Much has been written of punk rock in every publication, both print and online (this site included). It’s a counterculture so ingrained in today’s mainstream culture that it’s easy to forget the genre was at one time subversive, or at least aimed to be. It was a reaction to disco, A/C, and mainstream rock that had veered away from its rebellious roots.
Even among this bubbling scene of misfits, the artists veered in different directions. Some churned out rapid tracks that seemed to wrap up before they even started. Others bent genres a bit in an effort to create something new. Genres have blurry beginnings and endings, so punk is more than the Sex Pistols and the Ramones, though they are arguably the most recognizable faces of the movement. And to this I bring you Patti Smith, someone whose iconic album cover for her 1975 debut Horses is probably more famous than her music.
Nearly 30 years after its release, Horses still sounds misplaced among rock and punk. In this album without a home, “Land”, a nine-minute epic with three distinct movements, somehow sticks out as just plain odd. It tells the story of Johnny, a boy who is physically attacked and possibly raped, and the subsequent Surrealist journey he experiences. Smith based Johnny on the character Johnny in William Burroughs’ The Wild Boys.

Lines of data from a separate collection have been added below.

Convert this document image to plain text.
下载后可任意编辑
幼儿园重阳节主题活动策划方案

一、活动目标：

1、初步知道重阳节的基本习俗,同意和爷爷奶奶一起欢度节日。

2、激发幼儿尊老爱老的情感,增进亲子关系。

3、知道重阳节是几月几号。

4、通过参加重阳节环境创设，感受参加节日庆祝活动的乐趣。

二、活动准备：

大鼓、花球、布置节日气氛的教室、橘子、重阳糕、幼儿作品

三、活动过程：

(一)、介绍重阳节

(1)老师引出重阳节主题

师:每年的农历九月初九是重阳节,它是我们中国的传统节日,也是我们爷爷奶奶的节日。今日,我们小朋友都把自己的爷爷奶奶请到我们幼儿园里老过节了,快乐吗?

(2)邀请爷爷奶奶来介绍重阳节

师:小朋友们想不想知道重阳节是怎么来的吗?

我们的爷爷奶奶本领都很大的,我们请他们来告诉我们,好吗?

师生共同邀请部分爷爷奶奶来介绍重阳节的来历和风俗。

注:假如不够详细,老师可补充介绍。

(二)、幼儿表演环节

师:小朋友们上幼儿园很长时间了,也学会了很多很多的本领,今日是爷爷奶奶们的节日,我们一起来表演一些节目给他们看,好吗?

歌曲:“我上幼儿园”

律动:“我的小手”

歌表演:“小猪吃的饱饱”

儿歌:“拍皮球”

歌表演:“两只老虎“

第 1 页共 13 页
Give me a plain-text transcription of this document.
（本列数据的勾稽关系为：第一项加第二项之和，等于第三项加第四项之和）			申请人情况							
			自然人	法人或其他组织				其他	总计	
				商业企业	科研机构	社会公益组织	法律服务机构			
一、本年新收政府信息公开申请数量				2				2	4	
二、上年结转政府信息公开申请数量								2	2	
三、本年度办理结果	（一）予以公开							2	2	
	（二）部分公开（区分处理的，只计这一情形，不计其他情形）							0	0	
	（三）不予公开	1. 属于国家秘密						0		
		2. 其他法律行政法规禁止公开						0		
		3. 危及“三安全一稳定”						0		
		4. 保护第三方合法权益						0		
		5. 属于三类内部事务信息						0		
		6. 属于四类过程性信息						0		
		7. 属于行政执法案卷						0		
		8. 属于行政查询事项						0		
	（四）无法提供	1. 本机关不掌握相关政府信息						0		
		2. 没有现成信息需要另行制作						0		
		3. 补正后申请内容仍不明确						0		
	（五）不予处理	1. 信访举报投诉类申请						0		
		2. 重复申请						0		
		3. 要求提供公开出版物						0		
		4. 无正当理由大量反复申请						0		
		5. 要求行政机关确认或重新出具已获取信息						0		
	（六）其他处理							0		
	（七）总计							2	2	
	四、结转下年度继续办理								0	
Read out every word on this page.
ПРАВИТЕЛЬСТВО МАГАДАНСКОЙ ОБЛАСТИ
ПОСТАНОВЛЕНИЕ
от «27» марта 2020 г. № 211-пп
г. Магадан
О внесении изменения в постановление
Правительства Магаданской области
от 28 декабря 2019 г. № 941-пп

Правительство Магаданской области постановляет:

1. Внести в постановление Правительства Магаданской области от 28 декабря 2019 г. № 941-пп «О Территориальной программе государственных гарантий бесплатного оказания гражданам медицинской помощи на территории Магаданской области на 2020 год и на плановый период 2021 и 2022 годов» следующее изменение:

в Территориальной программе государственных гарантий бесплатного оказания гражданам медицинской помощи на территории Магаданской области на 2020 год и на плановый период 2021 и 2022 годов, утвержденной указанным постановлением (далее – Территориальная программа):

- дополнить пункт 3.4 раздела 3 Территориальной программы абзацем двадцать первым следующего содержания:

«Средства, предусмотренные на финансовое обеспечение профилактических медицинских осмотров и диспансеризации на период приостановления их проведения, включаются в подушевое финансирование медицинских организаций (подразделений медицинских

The boy was in the hallway drinking a glass of tea
From the other end of the hallway a rhythm was generating
Another boy was sliding up the hallway
He merged perfectly with the hallway,
He merged perfectly, the mirror in the hallway
The boy looked at Johnny, Johnny wanted to run,
but the movie kept moving as planned
The boy took Johnny, he pushed him against the locker,
He drove it in, he drove it home, he drove it deep in Johnny
The boy disappeared, Johnny fell on his knees,
started crashing his head against the locker,
started crashing his head against the locker,
started laughing hysterically
Next we get a garage band cover of Chris Kenner’s “Land of a Thousand Dances”, a song made most famous by Wilson Pickett as an R&B tune a decade earlier. Winding her own lyrics through the song, she name checks 19th century poet Arthur Rimbaud and alludes to cocaine usage while rattling off Kenner’s list of dances. It’s pure, aural Dali. Out of a black mare comes stairs that lead to a sea and Johnny has a knife to his own throat, which bleeds vocal cords. That’s the pithiest summary I can give of the final part of the song, and still it doesn’t touch upon the free flowing words that walk a fine line between poetry and lyrics and nonsense.
Her reputation as punk’s poet laureate is both sincere and tongue in cheek, I presume. The former is attributed to the fact that she helped usher in the idea of “smart rock,” if you can classify other rock as thoughtless. Of her take on recording “Gloria”, Smith writes in her book of lyrics and writings:
“Gloria” gave me the opportunity to acknowledge and disclaim our musical and spiritual heritage. It personifies for me, within its adolescent conceit, what I hold sacred as an artist. The right to create, without apology, from a stance beyond gender or social definition, but not beyond the responsibility to create something of worth.
She obviously infuses a purpose into her work that goes beyond rejecting the music of her contemporaries as her quasi-sample of “Land of a Thousand Dances” in “Land” illustrates. Yet, punk isn’t a genre that wants to be elevated to something more than it is. After all, Tin Pan Alley was an escape from the grim economic times of its day, but you wouldn’t have wanted someone to announce mid-song that society is a glimmering cesspool swirling down the drain. (Oddly enough, punk would’ve been more comfortable with that claim…set to frantic guitar, of course.)
“Land” is everything punk is and isn’t. It was unlike the songs you heard on the radio and made by a few rockers with no fancy gadgetry. Yet it was nearly a third of the running time of the Ramones’ debut album and didn’t talk about 1970s culture—it wove together bits of cross-generational culture.
Thirty-three years later the song seems absurdly out of place in punk and even in today’s music scene. It was an obvious peer to the work of the Velvet Underground and Television but it wasn’t quite like them. Listening to today’s critical darlings, I can’t help but think Smith had a huge influence, even if I’m not sure these artists actually heard her. (After all, her induction into the Rock and Roll Hall of Fame was controversial, as several critics noted she’s loved by a vocal minority but hated by or unknown to an overwhelming majority.)
Yet, the first time I listened to Sufjan Stevens, he sounded like a songwriter also trying to squeeze expansive concepts into poetry and narrative under the guise of songwriting. And oddly enough, unraveling the many layers of M.I.A.’s Kala, I immediately thought of “Land” in the way a sample becomes part of her songs but it’s both recontextualized and integrated so that it’s indistinguishable from the other elements. I don’t presume to say Smith directly influenced these particular artists because I haven’t seen them mention her in interviews, but “Land” seems to be a forerunner to a lot of today’s noteworthy music.